What is there in Flash Builder is also pretty buggy…. auto organise imports has a life of its own, often deleting used imports at random and the build path often leaves classes un-included – especially when you copy/paste classes from other modules. That’s the two main offenders that plague me day-to-day, there are several more however they could also be related to the Potomac Framework which is currently in Beta.

There are a couple of plugins that address one or some of these issues:- one such option is SourceMate (written by the same folks who wrote the potomac framework) but spending an extra 80 bucks on top of the flash builder license seems a bit steep, and my last play with the beta had all those methods in their own menu rather than under refactor/source menus.

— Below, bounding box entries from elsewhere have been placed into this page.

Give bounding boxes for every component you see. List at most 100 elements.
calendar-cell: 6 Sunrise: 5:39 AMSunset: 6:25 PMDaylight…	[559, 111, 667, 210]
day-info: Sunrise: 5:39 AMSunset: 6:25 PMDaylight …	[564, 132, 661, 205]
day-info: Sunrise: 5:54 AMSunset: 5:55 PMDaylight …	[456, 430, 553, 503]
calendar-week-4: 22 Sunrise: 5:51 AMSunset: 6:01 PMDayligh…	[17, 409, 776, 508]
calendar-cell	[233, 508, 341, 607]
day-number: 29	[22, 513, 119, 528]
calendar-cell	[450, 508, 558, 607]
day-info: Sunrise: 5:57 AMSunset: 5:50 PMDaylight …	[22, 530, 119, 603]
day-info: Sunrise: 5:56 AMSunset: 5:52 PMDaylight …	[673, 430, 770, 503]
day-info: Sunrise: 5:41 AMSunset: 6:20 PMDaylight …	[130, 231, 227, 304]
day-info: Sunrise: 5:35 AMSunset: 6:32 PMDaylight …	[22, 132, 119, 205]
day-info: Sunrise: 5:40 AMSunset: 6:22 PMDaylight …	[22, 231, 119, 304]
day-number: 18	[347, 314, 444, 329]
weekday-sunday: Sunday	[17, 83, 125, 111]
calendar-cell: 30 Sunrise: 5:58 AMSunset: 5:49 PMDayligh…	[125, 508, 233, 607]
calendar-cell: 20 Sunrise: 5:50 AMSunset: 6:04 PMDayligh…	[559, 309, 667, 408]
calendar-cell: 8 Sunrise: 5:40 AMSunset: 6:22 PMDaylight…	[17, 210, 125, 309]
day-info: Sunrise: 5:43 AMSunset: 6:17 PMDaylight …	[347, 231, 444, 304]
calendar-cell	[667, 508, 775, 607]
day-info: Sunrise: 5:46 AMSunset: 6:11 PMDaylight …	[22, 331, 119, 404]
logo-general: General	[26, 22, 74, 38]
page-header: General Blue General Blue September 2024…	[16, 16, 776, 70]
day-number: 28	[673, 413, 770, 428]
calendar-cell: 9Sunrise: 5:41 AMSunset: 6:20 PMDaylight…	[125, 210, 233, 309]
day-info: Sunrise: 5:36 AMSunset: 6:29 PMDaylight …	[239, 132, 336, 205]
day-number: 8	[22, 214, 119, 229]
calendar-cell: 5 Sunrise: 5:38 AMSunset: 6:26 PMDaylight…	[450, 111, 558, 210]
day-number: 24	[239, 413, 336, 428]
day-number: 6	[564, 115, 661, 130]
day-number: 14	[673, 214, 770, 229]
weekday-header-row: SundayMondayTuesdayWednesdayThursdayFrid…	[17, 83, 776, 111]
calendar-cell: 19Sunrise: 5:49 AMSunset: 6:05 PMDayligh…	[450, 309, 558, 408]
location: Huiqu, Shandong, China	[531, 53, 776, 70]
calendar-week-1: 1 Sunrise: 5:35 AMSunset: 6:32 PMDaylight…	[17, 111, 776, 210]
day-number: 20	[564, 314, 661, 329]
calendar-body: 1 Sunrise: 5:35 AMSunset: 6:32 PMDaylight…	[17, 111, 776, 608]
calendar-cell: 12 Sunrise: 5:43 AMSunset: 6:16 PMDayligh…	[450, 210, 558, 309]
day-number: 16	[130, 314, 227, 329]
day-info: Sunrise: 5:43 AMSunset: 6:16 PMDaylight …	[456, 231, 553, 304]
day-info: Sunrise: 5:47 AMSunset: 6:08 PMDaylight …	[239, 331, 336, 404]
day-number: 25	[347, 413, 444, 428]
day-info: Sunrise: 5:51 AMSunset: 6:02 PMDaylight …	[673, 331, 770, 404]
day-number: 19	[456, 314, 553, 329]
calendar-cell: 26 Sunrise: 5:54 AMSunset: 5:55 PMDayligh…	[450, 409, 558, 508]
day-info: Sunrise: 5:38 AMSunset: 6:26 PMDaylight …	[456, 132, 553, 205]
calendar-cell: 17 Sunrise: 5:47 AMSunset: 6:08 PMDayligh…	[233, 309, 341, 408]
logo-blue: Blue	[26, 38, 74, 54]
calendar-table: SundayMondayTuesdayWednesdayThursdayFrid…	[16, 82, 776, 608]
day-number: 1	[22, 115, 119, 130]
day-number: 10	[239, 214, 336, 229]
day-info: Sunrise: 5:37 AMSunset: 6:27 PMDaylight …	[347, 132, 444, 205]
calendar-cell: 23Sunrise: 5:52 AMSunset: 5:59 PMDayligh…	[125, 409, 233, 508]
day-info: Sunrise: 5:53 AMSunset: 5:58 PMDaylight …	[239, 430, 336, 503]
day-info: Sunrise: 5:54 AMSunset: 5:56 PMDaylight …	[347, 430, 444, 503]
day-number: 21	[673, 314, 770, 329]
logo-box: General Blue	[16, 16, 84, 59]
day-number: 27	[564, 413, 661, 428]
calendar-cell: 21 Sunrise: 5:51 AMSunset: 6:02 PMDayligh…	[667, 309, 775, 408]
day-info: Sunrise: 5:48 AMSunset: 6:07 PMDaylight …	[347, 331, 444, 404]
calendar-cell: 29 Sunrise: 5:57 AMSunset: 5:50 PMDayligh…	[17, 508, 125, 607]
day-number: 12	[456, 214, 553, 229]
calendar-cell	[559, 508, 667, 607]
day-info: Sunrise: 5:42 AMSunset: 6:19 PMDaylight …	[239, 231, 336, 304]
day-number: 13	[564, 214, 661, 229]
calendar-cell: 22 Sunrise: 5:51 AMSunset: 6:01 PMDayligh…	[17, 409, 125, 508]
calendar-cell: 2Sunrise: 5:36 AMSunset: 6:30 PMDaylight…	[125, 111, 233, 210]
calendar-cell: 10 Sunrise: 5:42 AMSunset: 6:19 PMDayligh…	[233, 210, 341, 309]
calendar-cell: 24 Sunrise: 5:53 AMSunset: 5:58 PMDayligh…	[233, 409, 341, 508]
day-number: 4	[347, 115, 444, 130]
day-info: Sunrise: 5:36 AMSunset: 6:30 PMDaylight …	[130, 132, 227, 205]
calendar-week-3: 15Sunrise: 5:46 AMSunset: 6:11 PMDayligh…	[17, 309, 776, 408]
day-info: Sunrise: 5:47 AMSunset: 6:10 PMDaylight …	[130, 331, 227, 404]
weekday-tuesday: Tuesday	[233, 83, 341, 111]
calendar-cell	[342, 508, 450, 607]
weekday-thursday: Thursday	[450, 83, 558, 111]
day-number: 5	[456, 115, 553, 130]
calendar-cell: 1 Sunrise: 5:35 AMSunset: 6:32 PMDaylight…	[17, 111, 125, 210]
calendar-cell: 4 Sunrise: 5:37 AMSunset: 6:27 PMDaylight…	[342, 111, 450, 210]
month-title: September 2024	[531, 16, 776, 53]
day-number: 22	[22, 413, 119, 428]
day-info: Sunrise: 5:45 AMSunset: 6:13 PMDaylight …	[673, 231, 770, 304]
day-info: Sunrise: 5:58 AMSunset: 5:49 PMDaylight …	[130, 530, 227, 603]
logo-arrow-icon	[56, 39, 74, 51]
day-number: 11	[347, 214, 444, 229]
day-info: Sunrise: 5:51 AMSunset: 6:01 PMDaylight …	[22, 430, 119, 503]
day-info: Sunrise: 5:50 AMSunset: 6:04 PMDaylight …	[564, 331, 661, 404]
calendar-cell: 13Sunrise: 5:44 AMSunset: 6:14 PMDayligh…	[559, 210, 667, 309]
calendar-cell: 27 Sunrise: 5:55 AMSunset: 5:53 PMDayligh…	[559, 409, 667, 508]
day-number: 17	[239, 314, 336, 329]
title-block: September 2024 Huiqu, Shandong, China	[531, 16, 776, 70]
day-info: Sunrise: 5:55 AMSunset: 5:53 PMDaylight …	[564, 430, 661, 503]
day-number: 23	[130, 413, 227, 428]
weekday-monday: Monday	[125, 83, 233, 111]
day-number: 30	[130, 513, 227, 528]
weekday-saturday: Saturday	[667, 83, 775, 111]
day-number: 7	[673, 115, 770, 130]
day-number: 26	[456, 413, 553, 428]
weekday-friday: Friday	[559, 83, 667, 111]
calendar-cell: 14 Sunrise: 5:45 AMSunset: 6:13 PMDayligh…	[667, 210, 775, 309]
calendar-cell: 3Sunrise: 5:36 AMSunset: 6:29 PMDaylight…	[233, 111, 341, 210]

It does what it says it will, and if the extra cash doesn’t rankle it’s worth a look.

I’m surprised Adobe didn’t just dump a pile of money in their laps and just shunt it into the flash builder code, and chances are they are working on the same functionality as we speak meaning SourceMate will need to keep a step or three in front of adobe in order for it to remain a viable investment.

No doubt building an IDE to this point is no mean feat, however I would have thought that Adobe would have thrown the extra resources at it to provide a more polished product when the likes of Silverlight, HTML5 and JavaFX (if it survives the Oracle merger) are gaining serious interest among developers and designers.